Compte courant d’associé : quelles conditions pour éviter la qualification d’avantage occulte ?
Les flux de trésorerie entre sociétés via des comptes courants d’associés sont fréquents. Mais en cas de contrôle, l’administration peut les requalifier en avantages occultes imposables. Le Conseil d’État précise dans quelles conditions ces avances restent sécurisées, même sans convention de trésorerie.

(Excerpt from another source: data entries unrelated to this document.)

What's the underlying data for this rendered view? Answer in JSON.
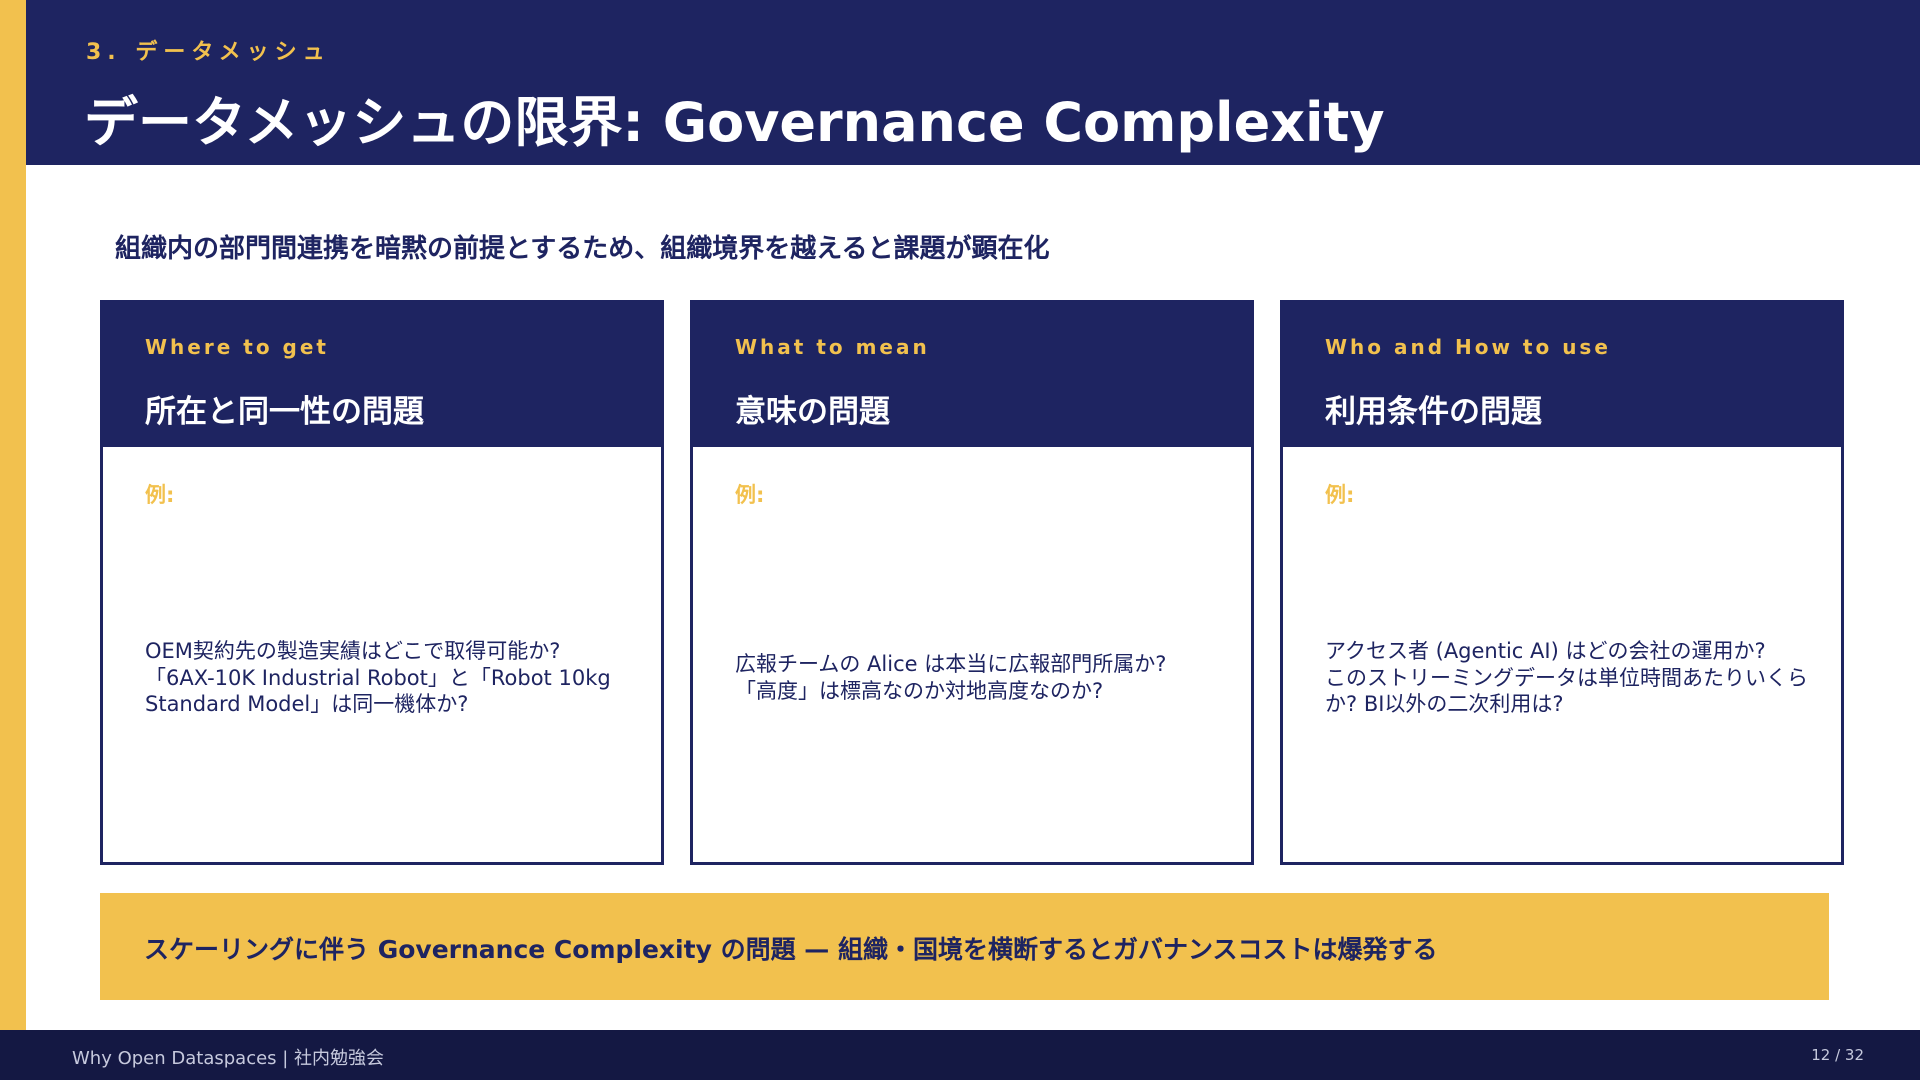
{
  "header": {
    "section_label": "3. データメッシュ",
    "title": "データメッシュの限界: Governance Complexity"
  },
  "lead": "組織内の部門間連携を暗黙の前提とするため、組織境界を越えると課題が顕在化",
  "cards": [
    {
      "eyebrow": "Where to get",
      "title": "所在と同一性の問題",
      "example_label": "例:",
      "text": "OEM契約先の製造実績はどこで取得可能か?\n「6AX-10K Industrial Robot」と「Robot 10kg Standard Model」は同一機体か?"
    },
    {
      "eyebrow": "What to mean",
      "title": "意味の問題",
      "example_label": "例:",
      "text": "広報チームの Alice は本当に広報部門所属か?\n「高度」は標高なのか対地高度なのか?"
    },
    {
      "eyebrow": "Who and How to use",
      "title": "利用条件の問題",
      "example_label": "例:",
      "text": "アクセス者 (Agentic AI) はどの会社の運用か?\nこのストリーミングデータは単位時間あたりいくらか? BI以外の二次利用は?"
    }
  ],
  "callout": "スケーリングに伴う Governance Complexity の問題 — 組織・国境を横断するとガバナンスコストは爆発する",
  "footer": {
    "left": "Why Open Dataspaces | 社内勉強会",
    "page": "12 / 32"
  },
  "colors": {
    "navy": "#1e2461",
    "accent_yellow": "#f2c14e",
    "footer_bg": "#141843"
  }
}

À l’issue d’une vérification de comptabilité, l’administration fiscale a considéré que des sommes inscrites au débit du compte courant ouvert par une société au nom d’une autre société dont elle détenait 8,89 % des parts constituaient des avantages occultes, imposables comme revenus distribués (CGI, art. 111, c). La société bénéficiaire a ainsi été soumise à des cotisations supplémentaires d’impôt sur les sociétés, ce qu’elle a contesté.
Le Conseil d’État rappelle que les sommes inscrites en compte courant d’associé ont, par nature, le caractère d’avances remboursables, sauf preuve contraire. Ainsi, lorsque des écritures comptables concordantes sont constatées, au débit dans une société et au crédit corrélatif dans l’autre, elles traduisent en principe une avance de trésorerie et non une libéralité.
Dès lors, l’absence de convention de trésorerie ne suffit pas à caractériser un avantage occulte. Une telle qualification suppose la preuve d’une libéralité, c’est-à-dire d’un transfert sans contrepartie. En l’espèce, les écritures réciproques excluaient une telle intention.
Le Conseil d’État annule donc l’arrêt d’appel et écarte la qualification de revenus distribués.